Subconsciously, posture also affects children socially. Girls who are self-conscious toward their height may slouch intentionally to appear shorter than they are. Young boys who carry extra pre-puberty 'baby fat' like to slouch to hide their chests. "My son was extremely self-conscious because he thought he was getting breasts," says Pietschman, who is also the mother of three. "He thought that by rounding his shoulders and back, no one would notice his front."
The first place to begin promoting better posture is recognizing what your child needs to improve. Observe him sitting, standing and walking to fully understand what his current posture is and what you hope for it to become. Does he slouch more when he's eating or talking on the phone? Is he more prone to walking with rounded shoulders or with his head down? Is his posture better or worse when he is interacting with peers?
Talk to your child to explain the benefits and effects of good posture. "It is obvious that the few children who sit straight in their chairs realize they stand out," says Pietschman. Communicating the importance of projecting self confidence, as well as promoting a healthy spinal system, you can help your child understand how his posture affects his entire life. You'll also give him the confidence to retain good posture despite the examples set by his peers.
A child who is shy or introverted is more likely to have poor posture than one who is outgoing or overtly social. Encouraging your child to look straight at you promotes good alignment. This technique provides the secondary benefit of helping him develop his communication skills. If your child is forced to look you in the eye when he's talking to you, he'll have to hold his head and neck upright.
Backpacks and books bags also are known to be at the root of poor adolescent posture. Carrying a heavy bag on one side of his body can throw a child's alignment off balance. Wearing a bag that evenly distributes the weight eliminates the need for a child to jut out his shoulder or hip to compensate for the extra weight on one side of his body.
Personal Health and Fitness Trainer Marc Gryzbowski of Miami, Fla., helps clients of all ages work toward improving their posture. "Under the guidance of a trainer or physician, stretching and strengthening core muscles can lead to improved posture," Gryzbowski says. He recommends incorporating a safe workout routine that balances flexibility, strength training and weight control to retrain your body's tendencies toward poor posture. "Spending time in front of a three-way mirror is another excellent way to get a view of how your posture looks," he says.

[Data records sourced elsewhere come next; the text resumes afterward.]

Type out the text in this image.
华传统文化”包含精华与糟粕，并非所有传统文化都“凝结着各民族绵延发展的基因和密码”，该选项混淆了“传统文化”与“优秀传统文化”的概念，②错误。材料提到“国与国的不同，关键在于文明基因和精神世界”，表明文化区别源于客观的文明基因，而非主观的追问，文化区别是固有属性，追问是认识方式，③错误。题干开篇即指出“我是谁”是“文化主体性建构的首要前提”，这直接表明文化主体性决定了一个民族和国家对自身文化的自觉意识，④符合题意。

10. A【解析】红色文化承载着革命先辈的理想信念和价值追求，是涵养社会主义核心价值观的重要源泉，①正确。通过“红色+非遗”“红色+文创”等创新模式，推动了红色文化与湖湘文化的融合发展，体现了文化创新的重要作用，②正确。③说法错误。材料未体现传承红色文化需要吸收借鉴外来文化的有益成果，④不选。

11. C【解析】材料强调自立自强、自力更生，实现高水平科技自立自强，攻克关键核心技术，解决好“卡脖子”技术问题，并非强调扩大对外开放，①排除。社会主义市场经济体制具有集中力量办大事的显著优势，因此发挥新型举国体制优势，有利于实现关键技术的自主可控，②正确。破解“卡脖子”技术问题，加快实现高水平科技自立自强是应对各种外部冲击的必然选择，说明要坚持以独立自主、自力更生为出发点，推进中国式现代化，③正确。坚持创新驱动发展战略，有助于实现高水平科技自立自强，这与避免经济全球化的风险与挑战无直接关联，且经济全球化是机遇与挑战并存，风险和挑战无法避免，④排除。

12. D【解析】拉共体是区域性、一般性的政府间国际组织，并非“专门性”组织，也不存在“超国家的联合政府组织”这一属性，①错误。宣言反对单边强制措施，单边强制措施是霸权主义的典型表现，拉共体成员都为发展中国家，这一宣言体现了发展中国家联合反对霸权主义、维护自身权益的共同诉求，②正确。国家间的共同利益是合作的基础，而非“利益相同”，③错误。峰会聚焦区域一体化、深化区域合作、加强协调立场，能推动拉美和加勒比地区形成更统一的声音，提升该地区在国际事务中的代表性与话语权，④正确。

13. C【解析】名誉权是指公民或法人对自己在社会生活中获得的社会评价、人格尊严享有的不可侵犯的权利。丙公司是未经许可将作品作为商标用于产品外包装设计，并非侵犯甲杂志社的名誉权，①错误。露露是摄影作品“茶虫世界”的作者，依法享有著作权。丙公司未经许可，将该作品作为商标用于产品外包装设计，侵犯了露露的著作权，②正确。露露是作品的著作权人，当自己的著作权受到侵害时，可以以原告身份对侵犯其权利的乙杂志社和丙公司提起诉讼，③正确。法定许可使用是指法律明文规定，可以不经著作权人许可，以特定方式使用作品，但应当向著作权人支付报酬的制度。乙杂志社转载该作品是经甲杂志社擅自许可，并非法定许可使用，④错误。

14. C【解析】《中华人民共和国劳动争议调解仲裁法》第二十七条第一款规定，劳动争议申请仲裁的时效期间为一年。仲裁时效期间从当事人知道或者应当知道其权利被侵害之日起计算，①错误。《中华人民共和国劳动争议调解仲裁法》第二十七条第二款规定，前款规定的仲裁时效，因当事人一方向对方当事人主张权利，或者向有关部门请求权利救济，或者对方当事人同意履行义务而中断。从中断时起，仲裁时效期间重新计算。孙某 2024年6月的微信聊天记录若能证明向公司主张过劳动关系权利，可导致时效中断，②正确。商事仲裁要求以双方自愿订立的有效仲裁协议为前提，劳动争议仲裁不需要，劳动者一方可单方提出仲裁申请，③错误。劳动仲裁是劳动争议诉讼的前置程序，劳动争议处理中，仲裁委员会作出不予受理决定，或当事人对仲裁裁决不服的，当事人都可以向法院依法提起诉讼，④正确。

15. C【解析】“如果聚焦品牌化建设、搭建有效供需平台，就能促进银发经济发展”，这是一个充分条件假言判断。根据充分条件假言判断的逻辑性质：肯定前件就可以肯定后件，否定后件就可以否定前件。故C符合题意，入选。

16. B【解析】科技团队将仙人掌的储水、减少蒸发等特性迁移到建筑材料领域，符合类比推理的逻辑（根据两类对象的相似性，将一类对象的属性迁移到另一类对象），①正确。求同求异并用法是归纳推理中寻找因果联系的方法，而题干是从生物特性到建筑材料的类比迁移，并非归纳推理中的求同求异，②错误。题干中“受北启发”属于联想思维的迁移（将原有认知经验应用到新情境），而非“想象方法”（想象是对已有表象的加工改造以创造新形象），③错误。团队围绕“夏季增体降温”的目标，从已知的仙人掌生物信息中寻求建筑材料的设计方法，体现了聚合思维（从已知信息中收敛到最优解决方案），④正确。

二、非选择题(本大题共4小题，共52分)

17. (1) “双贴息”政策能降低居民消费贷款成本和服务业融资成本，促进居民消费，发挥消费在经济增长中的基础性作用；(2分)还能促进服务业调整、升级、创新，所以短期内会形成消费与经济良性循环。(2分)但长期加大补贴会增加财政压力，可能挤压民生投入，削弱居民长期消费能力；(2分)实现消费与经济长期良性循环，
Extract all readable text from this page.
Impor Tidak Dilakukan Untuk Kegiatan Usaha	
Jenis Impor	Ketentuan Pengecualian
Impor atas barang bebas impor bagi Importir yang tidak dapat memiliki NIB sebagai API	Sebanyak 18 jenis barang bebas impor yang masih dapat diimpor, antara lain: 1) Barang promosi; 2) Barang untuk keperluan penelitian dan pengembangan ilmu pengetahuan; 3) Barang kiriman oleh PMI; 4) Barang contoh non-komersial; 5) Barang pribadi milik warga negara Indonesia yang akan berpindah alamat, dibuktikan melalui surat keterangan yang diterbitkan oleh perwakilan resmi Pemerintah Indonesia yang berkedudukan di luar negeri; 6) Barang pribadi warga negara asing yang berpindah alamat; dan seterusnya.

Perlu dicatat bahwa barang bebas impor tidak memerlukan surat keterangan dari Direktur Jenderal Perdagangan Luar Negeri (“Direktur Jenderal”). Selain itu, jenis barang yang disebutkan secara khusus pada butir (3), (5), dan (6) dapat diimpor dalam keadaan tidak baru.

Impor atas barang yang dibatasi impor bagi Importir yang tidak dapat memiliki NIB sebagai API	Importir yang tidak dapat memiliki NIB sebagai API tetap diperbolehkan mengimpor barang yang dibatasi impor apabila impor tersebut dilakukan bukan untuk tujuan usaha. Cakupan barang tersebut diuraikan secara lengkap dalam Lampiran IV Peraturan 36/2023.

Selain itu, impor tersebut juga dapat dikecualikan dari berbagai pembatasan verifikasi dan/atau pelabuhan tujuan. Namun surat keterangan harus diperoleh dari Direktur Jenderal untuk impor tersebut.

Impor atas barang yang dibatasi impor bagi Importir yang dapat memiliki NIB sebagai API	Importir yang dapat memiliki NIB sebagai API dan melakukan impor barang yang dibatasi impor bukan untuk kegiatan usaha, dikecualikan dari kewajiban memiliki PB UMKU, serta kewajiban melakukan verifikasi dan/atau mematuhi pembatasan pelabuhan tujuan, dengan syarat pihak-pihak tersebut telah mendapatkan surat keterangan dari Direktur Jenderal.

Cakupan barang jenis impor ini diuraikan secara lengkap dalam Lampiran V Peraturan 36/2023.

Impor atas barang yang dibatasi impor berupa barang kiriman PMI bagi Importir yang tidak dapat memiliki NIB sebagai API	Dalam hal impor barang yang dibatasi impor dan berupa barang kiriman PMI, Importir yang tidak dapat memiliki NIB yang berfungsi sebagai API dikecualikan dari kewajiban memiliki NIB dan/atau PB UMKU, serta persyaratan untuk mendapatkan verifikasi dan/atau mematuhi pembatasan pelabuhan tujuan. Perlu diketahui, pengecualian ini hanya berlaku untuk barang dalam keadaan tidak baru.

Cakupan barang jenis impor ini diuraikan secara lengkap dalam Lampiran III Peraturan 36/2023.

Subtle reminders to sit straight at the dinner table or stand straight on the way out the door to school provide consistent reinforcement for children. "Consulting your pediatrician, orthopedic specialist or chiropractor can offer several tips and strategies to improve your child's posture," Galante says.

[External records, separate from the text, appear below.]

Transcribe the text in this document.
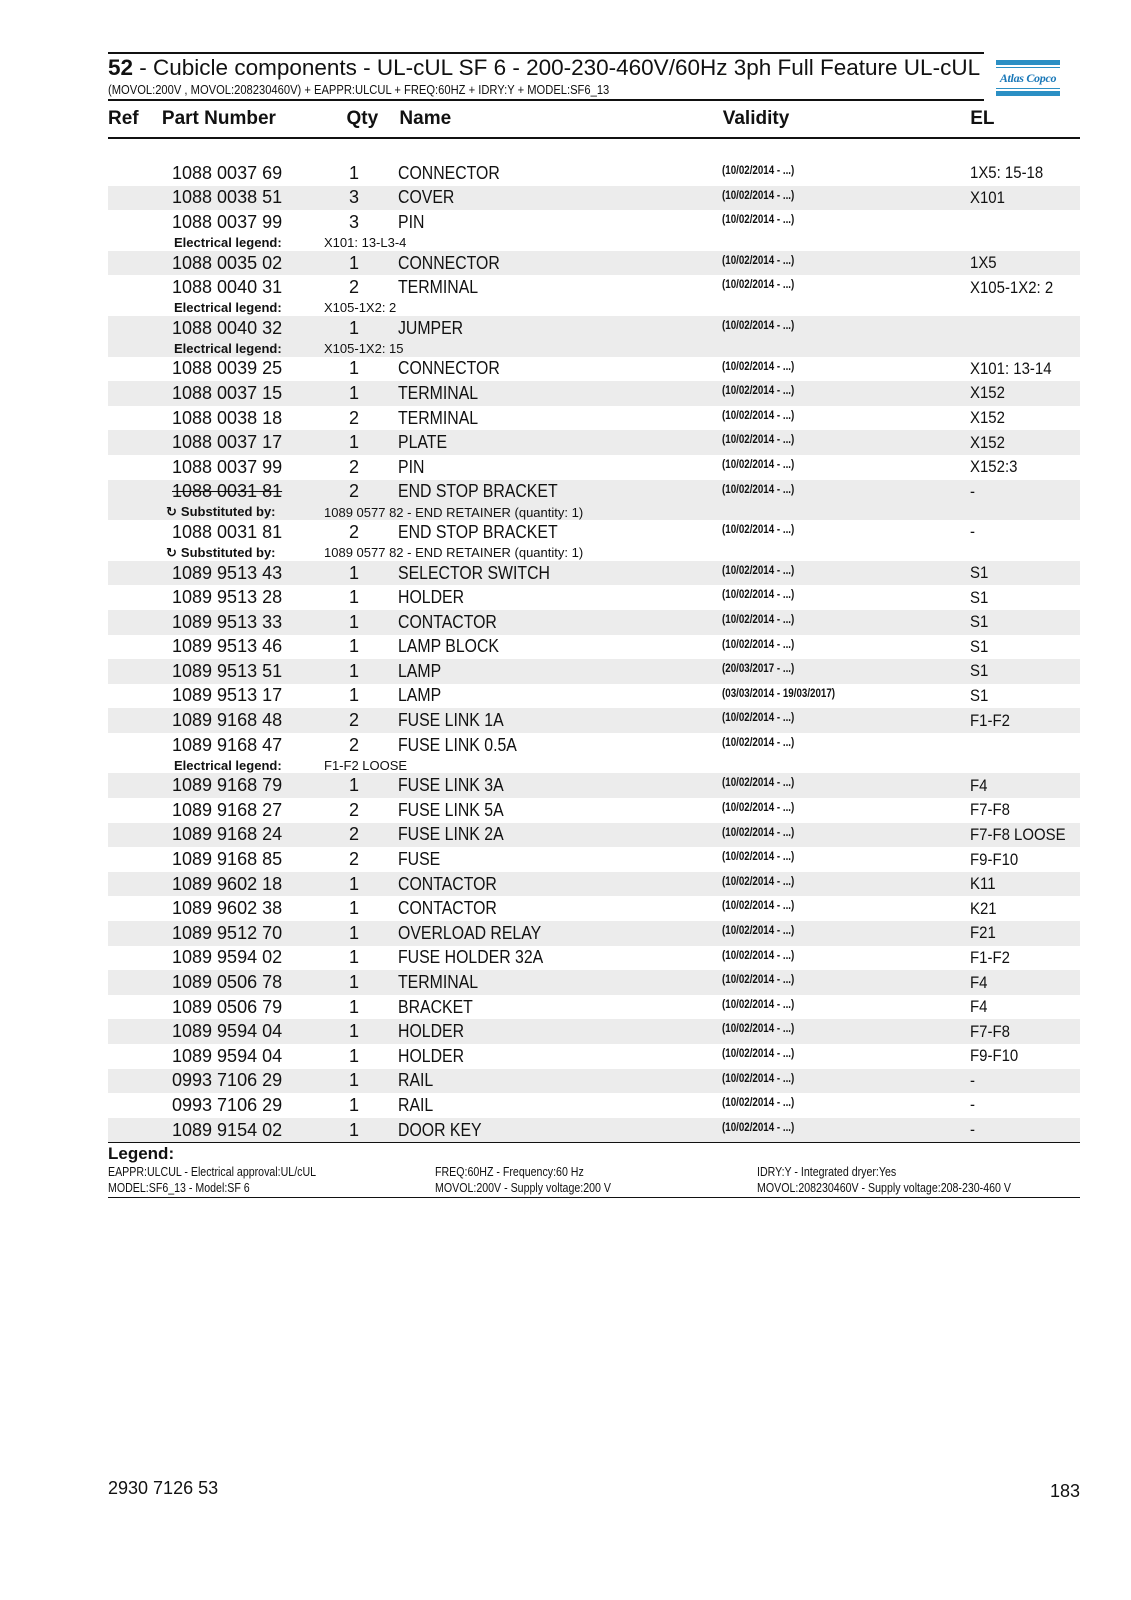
52 - Cubicle components - UL-cUL SF 6 - 200-230-460V/60Hz 3ph Full Feature UL-cUL
(MOVOL:200V , MOVOL:208230460V) + EAPPR:ULCUL + FREQ:60HZ + IDRY:Y + MODEL:SF6_13
Atlas Copco
Ref	Part Number	Qty	Name	Validity	EL
1088 0037 69	1	CONNECTOR	(10/02/2014 - ...)	1X5: 15-18
1088 0038 51	3	COVER	(10/02/2014 - ...)	X101
1088 0037 99	3	PIN	(10/02/2014 - ...)
Electrical legend:	X101: 13-L3-4
1088 0035 02	1	CONNECTOR	(10/02/2014 - ...)	1X5
1088 0040 31	2	TERMINAL	(10/02/2014 - ...)	X105-1X2: 2
Electrical legend:	X105-1X2: 2
1088 0040 32	1	JUMPER	(10/02/2014 - ...)
Electrical legend:	X105-1X2: 15
1088 0039 25	1	CONNECTOR	(10/02/2014 - ...)	X101: 13-14
1088 0037 15	1	TERMINAL	(10/02/2014 - ...)	X152
1088 0038 18	2	TERMINAL	(10/02/2014 - ...)	X152
1088 0037 17	1	PLATE	(10/02/2014 - ...)	X152
1088 0037 99	2	PIN	(10/02/2014 - ...)	X152:3
1088 0031 81	2	END STOP BRACKET	(10/02/2014 - ...)	-
↻ Substituted by:	1089 0577 82 - END RETAINER (quantity: 1)
1088 0031 81	2	END STOP BRACKET	(10/02/2014 - ...)	-
↻ Substituted by:	1089 0577 82 - END RETAINER (quantity: 1)
1089 9513 43	1	SELECTOR SWITCH	(10/02/2014 - ...)	S1
1089 9513 28	1	HOLDER	(10/02/2014 - ...)	S1
1089 9513 33	1	CONTACTOR	(10/02/2014 - ...)	S1
1089 9513 46	1	LAMP BLOCK	(10/02/2014 - ...)	S1
1089 9513 51	1	LAMP	(20/03/2017 - ...)	S1
1089 9513 17	1	LAMP	(03/03/2014 - 19/03/2017)	S1
1089 9168 48	2	FUSE LINK 1A	(10/02/2014 - ...)	F1-F2
1089 9168 47	2	FUSE LINK 0.5A	(10/02/2014 - ...)
Electrical legend:	F1-F2 LOOSE
1089 9168 79	1	FUSE LINK 3A	(10/02/2014 - ...)	F4
1089 9168 27	2	FUSE LINK 5A	(10/02/2014 - ...)	F7-F8
1089 9168 24	2	FUSE LINK 2A	(10/02/2014 - ...)	F7-F8 LOOSE
1089 9168 85	2	FUSE	(10/02/2014 - ...)	F9-F10
1089 9602 18	1	CONTACTOR	(10/02/2014 - ...)	K11
1089 9602 38	1	CONTACTOR	(10/02/2014 - ...)	K21
1089 9512 70	1	OVERLOAD RELAY	(10/02/2014 - ...)	F21
1089 9594 02	1	FUSE HOLDER 32A	(10/02/2014 - ...)	F1-F2
1089 0506 78	1	TERMINAL	(10/02/2014 - ...)	F4
1089 0506 79	1	BRACKET	(10/02/2014 - ...)	F4
1089 9594 04	1	HOLDER	(10/02/2014 - ...)	F7-F8
1089 9594 04	1	HOLDER	(10/02/2014 - ...)	F9-F10
0993 7106 29	1	RAIL	(10/02/2014 - ...)	-
0993 7106 29	1	RAIL	(10/02/2014 - ...)	-
1089 9154 02	1	DOOR KEY	(10/02/2014 - ...)	-
Legend:
EAPPR:ULCUL - Electrical approval:UL/cUL	FREQ:60HZ - Frequency:60 Hz	IDRY:Y - Integrated dryer:Yes
MODEL:SF6_13 - Model:SF 6	MOVOL:200V - Supply voltage:200 V	MOVOL:208230460V - Supply voltage:208-230-460 V
2930 7126 53	183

The Positive of Proper Posture
Years ago, young debutantes would parade around their homes balancing books on top of their heads in an attempt to improve their posture and poise. While this may seem like a drastic exercise that promotes more silliness than self-improvement, surprisingly there are some significant benefits to this achievement. The natural posture, stance and gait that these young people developed is worthy of serious attention.
In addition to reducing the chances of experiencing head, neck and back pain, improving your child's posture offers numerous benefits. As he grows into a teenager and adult, he will appreciate that his clothes look better on a torso that appears longer and stronger due to healthy posture. A child who stands tall projects the idea that he is proud of himself and confident in his abilities. Good posture can also help your child be at ease when communicating with others or walking into strange surroundings.